Capitán Salgari
Siempre he sentido gran admiración por quienes proclaman que su afición a la lectura se despertó a los siete años, cuando una tía les regaló el día de su santo La montaña mágica, para confirmarse a los nueve, cuando acabaron En busca del tiempo perdido. Confieso que mi vocación tiene orígenes más modestos: me convirtieron en lector los relatos de aventuras y muy especialmente las novelas de Emilio Salgari, de cuyo suicidio se cumplen este mes los primeros cien años. Quizá desde entonces vivo de rentas y sigo nutriéndome de aquel gozo que no se extingue: residuos radioactivos de la imaginación...
Salgari nació en Verona, para después marchar a Génova y finalmente morir en Turín. Quiso ser marino, pero dejó a medias su formación naútica y en toda su vida apenas hizo en barco unas pocas excursiones y un crucero modesto por el Adriático. Sin embargo, como periodista primero y como novelista después, ya nunca dejó de navegar. En junco, en fragata, en bergantín, en galeón y en canoa, por el golfo de Bengala, el mar de la China o de las Antillas, por el rio Orinoco y el padre Nilo, por el Ártico... Navegó ya toda su vida por el azul de los atlas y las ilustraciones coloreadas de las enciclopedias.
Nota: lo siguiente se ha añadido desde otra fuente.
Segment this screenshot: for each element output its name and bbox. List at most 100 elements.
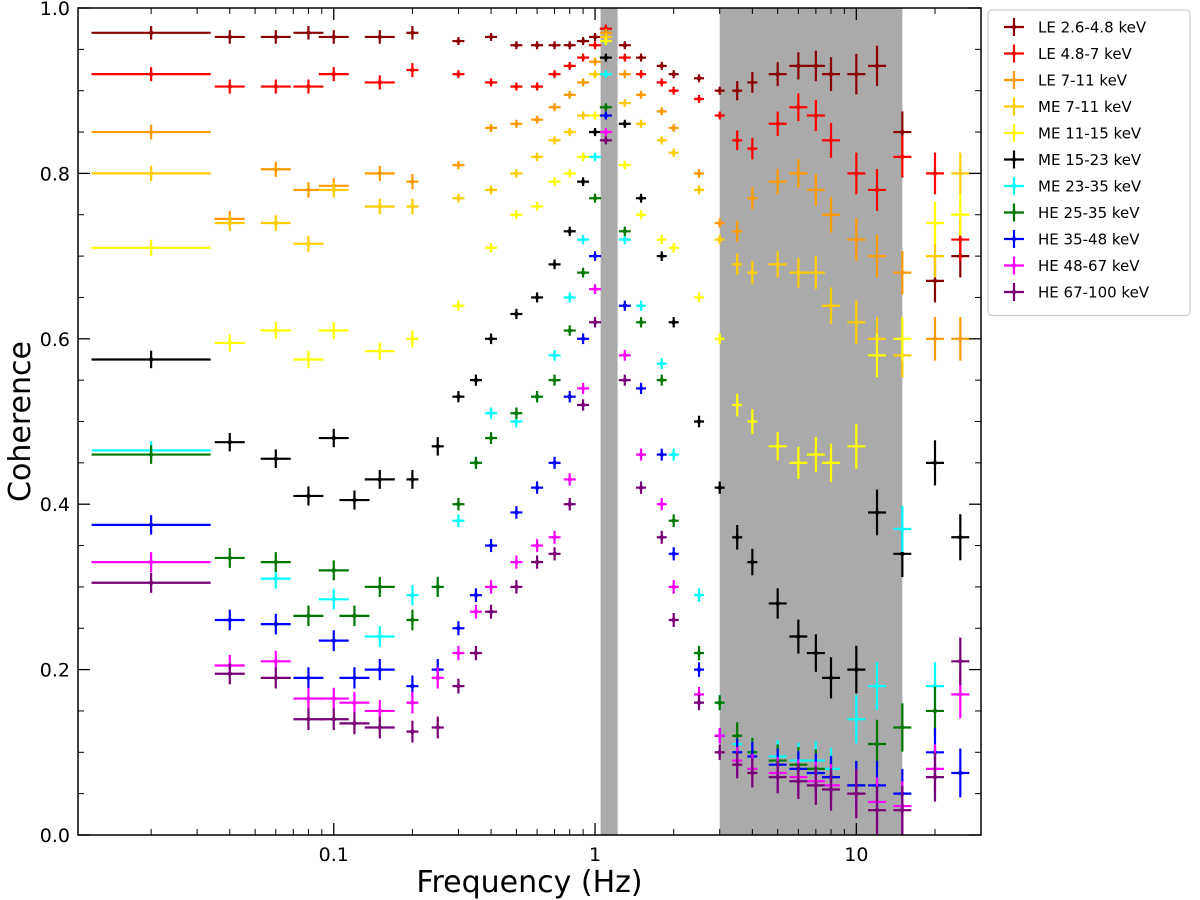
data-point — [452, 621, 465, 636]
data-marker — [534, 84, 540, 89]
data-point — [806, 765, 825, 805]
data-point — [452, 37, 465, 46]
data-marker — [659, 237, 664, 242]
data-point — [656, 234, 667, 245]
data-marker — [273, 167, 278, 172]
data-marker — [580, 55, 586, 60]
data-marker — [377, 34, 382, 40]
data-marker — [828, 460, 834, 466]
series-2 — [91, 24, 970, 261]
data-marker — [796, 460, 801, 466]
series-layer — [91, 24, 970, 835]
data-point — [318, 560, 349, 581]
data-point — [548, 456, 561, 469]
data-marker — [775, 444, 780, 449]
data-marker — [735, 138, 740, 143]
data-marker — [900, 807, 905, 813]
data-marker — [273, 621, 278, 627]
data-marker — [567, 477, 572, 482]
series-11 — [91, 136, 970, 835]
data-marker — [580, 80, 586, 85]
data-marker — [580, 336, 586, 341]
y-axis-title: Coherence — [3, 341, 38, 502]
data-marker — [603, 129, 609, 135]
data-marker — [435, 584, 440, 590]
data-point — [636, 300, 647, 311]
data-point — [577, 111, 590, 120]
data-marker — [750, 270, 755, 275]
data-point — [868, 169, 887, 211]
data-marker — [534, 394, 540, 399]
data-point — [510, 407, 523, 419]
data-point — [589, 284, 602, 295]
data-marker — [552, 460, 557, 466]
data-marker — [932, 253, 938, 259]
data-marker — [900, 336, 905, 341]
data-marker — [273, 576, 278, 581]
data-point — [469, 588, 482, 603]
data-point — [531, 41, 544, 50]
data-marker — [622, 229, 628, 234]
data-point — [668, 580, 679, 594]
data-marker — [813, 113, 819, 118]
data-marker — [717, 113, 722, 118]
data-point — [469, 645, 482, 661]
data-marker — [488, 34, 494, 40]
data-marker — [813, 187, 819, 193]
data-marker — [377, 725, 382, 730]
data-point — [318, 708, 349, 731]
data-marker — [580, 402, 586, 408]
data-marker — [735, 733, 740, 738]
data-point — [577, 152, 590, 162]
data-point — [847, 695, 866, 744]
data-point — [563, 292, 576, 303]
data-marker — [874, 253, 880, 259]
data-point — [531, 201, 544, 211]
data-point — [951, 152, 970, 195]
data-point — [214, 663, 245, 685]
data-marker — [775, 774, 780, 780]
data-marker — [796, 634, 801, 639]
data-marker — [638, 386, 644, 391]
data-marker — [750, 770, 755, 776]
data-marker — [900, 551, 905, 557]
data-point — [868, 662, 887, 711]
data-marker — [874, 807, 880, 813]
data-point — [847, 645, 866, 694]
data-marker — [273, 659, 278, 664]
legend-marker-dot — [1011, 130, 1017, 136]
data-marker — [671, 320, 676, 325]
data-marker — [410, 617, 415, 623]
data-marker — [227, 34, 232, 40]
data-point — [510, 119, 523, 128]
data-point — [636, 382, 647, 395]
data-marker — [671, 551, 676, 557]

Hay poetas de lo íntimo que escriben hacia adentro y poetas de lo exótico y remoto, que escriben hacia fuera y a lo lejos. A esta última tripulación perteneció Salgari y no seré yo quien le hubiera querido de otro modo.
Casi desde sus comienzos como cronista y novelista, Salgari obtuvo un notable éxito de público. En sus últimos años, era el escritor con mejores ventas de Europa: algunas de sus ochenta y cuatro novelas superaron la cota hasta entonces desconocida de los cien mil ejemplares y tuvo multitud de imitadores, como Luigi Motta o sus propios hijos. Sin embargo, Salgari vivía acosado por la penuria, trabajando como un forzado de la pluma para editores que le estafaban con impávida constancia. Sus quejas al respecto recuerdan a las de tantos autores antes que él, empezando por las del muy pirateado Cervantes en El licenciado Vidriera. Fue esa explotación laboral, mientras luchaba por mantener a su mujer trastornada y a sus hijos pequeños, lo que finalmente le empujaron al suicidio. Esta solución trágica era la maldición de su estirpe, pues su padre se había suicidado también como luego hicieron dos de sus hijos. Pero en su caso, los que le empujaron a la muerte fueron quienes le robaban impunemente el fruto de su trabajo. Un dia se hartó, cogió uno de los yataganes modelo Sandokán que coleccionaba y se hizo el hara-kiri, no sin dejar una nota para sus verdugos: "A vosotros, que os habeis enriquecido con mi piel, manteniéndome a mí y a mi familia en una continua semimiseria o aún peor, sólo os pido que en compensación de las ganancias que os he proporcionado os ocupéis de los gastos de mis funerales. Os saludo rompiendo la pluma". Tenía cuarenta y nueve años. No deja de ser triste que hoy, cuando ya los escritores parecían haber conseguido asegurar razonablemente sus derechos, las nuevas tecnologías brinden a otros desaprensivos posibilidades de reinventar el viejo expolio...
Leí en mi infancia mucho a Salgari en los pequeños volúmenes editados por Saturnino Calleja. Los compraba en la librería Paternina de la calle Fuenterrabia, frente a mi casa en San Sebastián. Rebuscaba en la trastienda, tratando de hallar alguno para mí desconocido todavía, cosa cada vez más difícil. Mi madre aguardaba para pagar ante el mostrador, repitiendo: "¡sólo uno! ¡no cojas más que uno!". Hace bastante más de medio siglo... Y ya se ha borrado casi todo, empresas, amores, ilusiones. También argumentos y psicologías de libros sesudos que me recomendaron como imprescindibles. Pero no olvido los mares y las selvas de Salgari, sus peligros y travesías que me educaron, sus tigres y sus árboles gigantescos en cuyo tronco hueco podía refugiarme. ¡Y la Montaña de Luz!